COMUNI PIÙ GRANDI. La provincia dell’Aquila guida la classifica con 107.065 elettori, segue quella di Chieti con 62.695, infine Teramo con 8.624 e Pescara con 6.905. Sempre nell’aquilano è concentrato il maggior numero di comuni, ben 48, interessati alle prossime amministrative, mentre nelle altre tre province i comuni sono 12, quattro per ciascuna. I centri più popolosi che tornano al voto sono, nell'ordine, Chieti, con il sindaco uscente Umberto Di Primio (nella foto), la cui popolazione risulta essere di 51.484 residenti. Seguono Avezzano, con 42.509 abitanti e Celano con 10.982 votanti e sindaco uscente Settimio Santilli. Ancora, si voterà a Guardiagrele (9.367 votanti, primo cittadino uscente Simone Dal Pozzo) e Castel di Sangro (5.985) dove il sindaco uscente, Angelo Caruso, è anche presidente della Provincia dell’Aquila.

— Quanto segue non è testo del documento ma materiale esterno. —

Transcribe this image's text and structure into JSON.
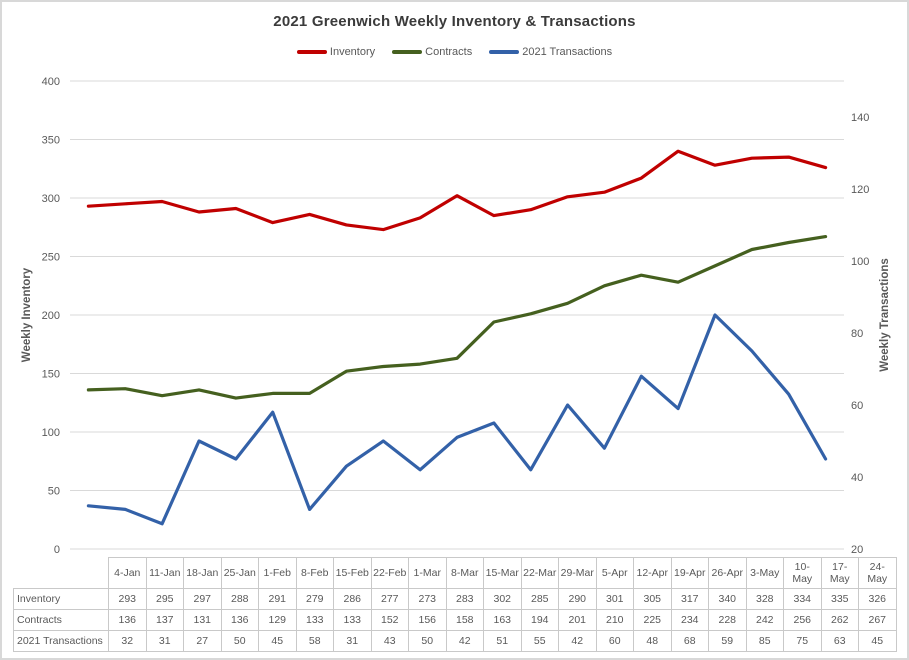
{
  "title": "2021 Greenwich Weekly Inventory & Transactions",
  "colors": {
    "inventory": "#c00000",
    "contracts": "#45601f",
    "transactions": "#3361a8",
    "grid": "#d9d9d9",
    "axis_text": "#595959",
    "title_text": "#3b3b3b",
    "table_border": "#c9c9c9",
    "table_text": "#595959"
  },
  "legend": [
    {
      "label": "Inventory"
    },
    {
      "label": "Contracts"
    },
    {
      "label": "2021 Transactions"
    }
  ],
  "left_axis": {
    "title": "Weekly Inventory",
    "ticks": [
      400,
      350,
      300,
      250,
      200,
      150,
      100,
      50,
      0
    ]
  },
  "right_axis": {
    "title": "Weekly Transactions",
    "ticks": [
      140,
      120,
      100,
      80,
      60,
      40,
      20
    ]
  },
  "chart_data": {
    "type": "line",
    "title": "2021 Greenwich Weekly Inventory & Transactions",
    "categories": [
      "4-Jan",
      "11-Jan",
      "18-Jan",
      "25-Jan",
      "1-Feb",
      "8-Feb",
      "15-Feb",
      "22-Feb",
      "1-Mar",
      "8-Mar",
      "15-Mar",
      "22-Mar",
      "29-Mar",
      "5-Apr",
      "12-Apr",
      "19-Apr",
      "26-Apr",
      "3-May",
      "10-May",
      "17-May",
      "24-May"
    ],
    "series": [
      {
        "key": "inventory",
        "name": "Inventory",
        "axis": "left",
        "color": "#c00000",
        "values": [
          293,
          295,
          297,
          288,
          291,
          279,
          286,
          277,
          273,
          283,
          302,
          285,
          290,
          301,
          305,
          317,
          340,
          328,
          334,
          335,
          326
        ]
      },
      {
        "key": "contracts",
        "name": "Contracts",
        "axis": "left",
        "color": "#45601f",
        "values": [
          136,
          137,
          131,
          136,
          129,
          133,
          133,
          152,
          156,
          158,
          163,
          194,
          201,
          210,
          225,
          234,
          228,
          242,
          256,
          262,
          267
        ]
      },
      {
        "key": "transactions",
        "name": "2021 Transactions",
        "axis": "right",
        "color": "#3361a8",
        "values": [
          32,
          31,
          27,
          50,
          45,
          58,
          31,
          43,
          50,
          42,
          51,
          55,
          42,
          60,
          48,
          68,
          59,
          85,
          75,
          63,
          45
        ]
      }
    ],
    "left_ylabel": "Weekly Inventory",
    "right_ylabel": "Weekly Transactions",
    "left_ylim": [
      0,
      400
    ],
    "right_ylim": [
      20,
      150
    ],
    "grid": true,
    "legend_position": "top"
  }
}
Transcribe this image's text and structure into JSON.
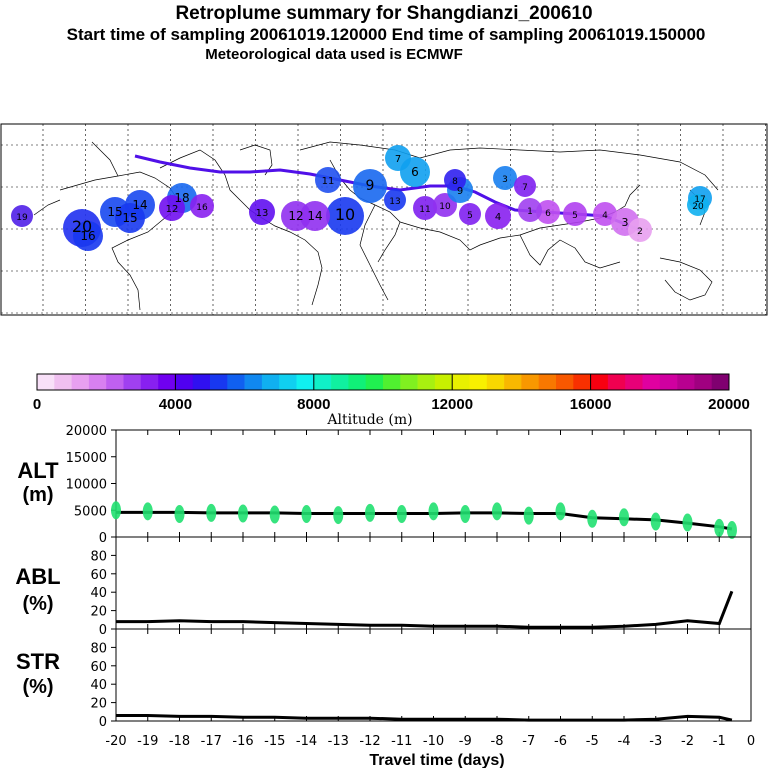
{
  "header": {
    "title": "Retroplume summary for Shangdianzi_200610",
    "sampling": "Start time of sampling 20061019.120000     End time of sampling 20061019.150000",
    "meteo": "Meteorological data used is ECMWF"
  },
  "colorbar": {
    "label": "Altitude (m)",
    "ticks": [
      "0",
      "4000",
      "8000",
      "12000",
      "16000",
      "20000"
    ],
    "colors": [
      "#f8e0f8",
      "#f0c0f0",
      "#e8a0f0",
      "#d880f0",
      "#c060f0",
      "#a040f0",
      "#8820f0",
      "#7000f0",
      "#5000f0",
      "#3010f0",
      "#1838f0",
      "#1060f0",
      "#1088f0",
      "#10b0f0",
      "#10d0f0",
      "#10f0f0",
      "#10f0c8",
      "#10f0a0",
      "#10f078",
      "#20f050",
      "#50f030",
      "#80f020",
      "#a8f010",
      "#c8f000",
      "#e8f000",
      "#f8f000",
      "#f8d800",
      "#f8b800",
      "#f89800",
      "#f87800",
      "#f85800",
      "#f83000",
      "#f80010",
      "#f00050",
      "#e80078",
      "#e000a0",
      "#d000a0",
      "#b80090",
      "#a00080",
      "#800070"
    ]
  },
  "chart_data": [
    {
      "type": "line",
      "name": "ALT",
      "title": "ALT (m)",
      "ylabel": "(m)",
      "xlabel": "Travel time (days)",
      "ylim": [
        0,
        20000
      ],
      "yticks": [
        "20000",
        "15000",
        "10000",
        "5000",
        "0"
      ],
      "x": [
        -20,
        -19,
        -18,
        -17,
        -16,
        -15,
        -14,
        -13,
        -12,
        -11,
        -10,
        -9,
        -8,
        -7,
        -6,
        -5,
        -4,
        -3,
        -2,
        -1,
        -0.6
      ],
      "series": [
        {
          "name": "mean altitude",
          "values": [
            4600,
            4600,
            4600,
            4500,
            4500,
            4500,
            4400,
            4400,
            4400,
            4400,
            4400,
            4500,
            4500,
            4400,
            4400,
            3600,
            3400,
            3200,
            2600,
            1900,
            1500
          ]
        },
        {
          "name": "particle clusters",
          "values": [
            5000,
            4800,
            4300,
            4500,
            4400,
            4200,
            4300,
            4100,
            4500,
            4300,
            4800,
            4300,
            4800,
            4000,
            4800,
            3400,
            3700,
            2900,
            2700,
            1700,
            1300
          ]
        }
      ]
    },
    {
      "type": "line",
      "name": "ABL",
      "title": "ABL (%)",
      "ylabel": "(%)",
      "ylim": [
        0,
        100
      ],
      "yticks": [
        "80",
        "60",
        "40",
        "20",
        "0"
      ],
      "x": [
        -20,
        -19,
        -18,
        -17,
        -16,
        -15,
        -14,
        -13,
        -12,
        -11,
        -10,
        -9,
        -8,
        -7,
        -6,
        -5,
        -4,
        -3,
        -2,
        -1,
        -0.6
      ],
      "series": [
        {
          "name": "fraction in ABL",
          "values": [
            8,
            8,
            9,
            8,
            8,
            7,
            6,
            5,
            4,
            4,
            3,
            3,
            3,
            2,
            2,
            2,
            3,
            5,
            9,
            6,
            41
          ]
        }
      ]
    },
    {
      "type": "line",
      "name": "STR",
      "title": "STR (%)",
      "ylabel": "(%)",
      "ylim": [
        0,
        100
      ],
      "yticks": [
        "80",
        "60",
        "40",
        "20",
        "0"
      ],
      "xticks": [
        "-20",
        "-19",
        "-18",
        "-17",
        "-16",
        "-15",
        "-14",
        "-13",
        "-12",
        "-11",
        "-10",
        "-9",
        "-8",
        "-7",
        "-6",
        "-5",
        "-4",
        "-3",
        "-2",
        "-1",
        "0"
      ],
      "x": [
        -20,
        -19,
        -18,
        -17,
        -16,
        -15,
        -14,
        -13,
        -12,
        -11,
        -10,
        -9,
        -8,
        -7,
        -6,
        -5,
        -4,
        -3,
        -2,
        -1,
        -0.6
      ],
      "series": [
        {
          "name": "fraction in stratosphere",
          "values": [
            6,
            6,
            5,
            5,
            4,
            4,
            3,
            3,
            3,
            2,
            2,
            2,
            2,
            1,
            1,
            1,
            1,
            2,
            5,
            4,
            1
          ]
        }
      ]
    }
  ],
  "map": {
    "plume_labels": [
      "20",
      "19",
      "18",
      "17",
      "16",
      "15",
      "14",
      "13",
      "12",
      "11",
      "10",
      "9",
      "8",
      "7",
      "6",
      "5",
      "4",
      "3",
      "2",
      "1"
    ],
    "cluster_labels": [
      {
        "text": "19"
      },
      {
        "text": "20"
      },
      {
        "text": "16"
      },
      {
        "text": "15"
      },
      {
        "text": "14"
      },
      {
        "text": "18"
      },
      {
        "text": "16"
      },
      {
        "text": "13"
      },
      {
        "text": "12"
      },
      {
        "text": "10"
      },
      {
        "text": "14"
      },
      {
        "text": "13"
      },
      {
        "text": "11"
      },
      {
        "text": "10"
      },
      {
        "text": "9"
      },
      {
        "text": "7"
      },
      {
        "text": "6"
      },
      {
        "text": "5"
      },
      {
        "text": "4"
      },
      {
        "text": "3"
      },
      {
        "text": "12"
      },
      {
        "text": "11"
      },
      {
        "text": "9"
      },
      {
        "text": "8"
      },
      {
        "text": "7"
      },
      {
        "text": "6"
      },
      {
        "text": "5"
      },
      {
        "text": "4"
      },
      {
        "text": "3"
      },
      {
        "text": "2"
      },
      {
        "text": "1"
      },
      {
        "text": "17"
      },
      {
        "text": "20"
      },
      {
        "text": "15"
      }
    ]
  }
}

MICRO-COMUNI. Sul versante dei comuni più piccoli troviamo, nell’ordine: San Benedetto in Perillis, con appena 127 residenti (sindaco uscente Gianfranco Sirolli), Villa Santa Lucia (sindaco uscente Antonio Paride Ciotti), con 141 abitanti. Al terzo posto dei micro-paesi c’è Rocca Pia (sindaco uscente Mauro Leone) con appena 167 anime. Un altro dato statistico riguarda i comuni abruzzesi con meno di mille abitanti che tornano alle urne: sono 29, pari al 50% del totale.
SENZA SINDACO. In quattro comuni, il sindaco non c'è. Si tratta di Avezzano dove, dall’11 giugno del 2019, Mauro Passerotti è commissario prefettizio, affiancato dal sub commissario Maria Assunta Rosa, dopo che il consiglio comunale è stato sciolto per la mancata approvazione del bilancio consuntivo 2018, che ha determinato la decadenza del sindaco, Gabriele De Angelis. A Civitaquana, invece, il sindaco Francesco Palumbo è stato sfiduciato il 23 novembre del 2019. Il terzo caso riguarda Cappadocia dove, il 21 maggio nel 2019, il consiglio comunale è stato sciolto per le dimissioni del sindaco, Lorenzo Lorenzin, fratello dell'ex ministro della Salute, Beatrice Lorenzin. In questo caso, è stata nominata commissario Lucia Chiara Buonocore alla quale è subentrata, di recente, Franca Santoro. Infine, Torre de’ Passeri dove si è verificato il caso anomalo del mancato raggiungimento del quorum alle amministrative del 26 maggio 2019. Il commissario Adolfo Valente, nominato subito dopo dal prefetto di Pescara, guiderà il Comune fino al prossimo autunno.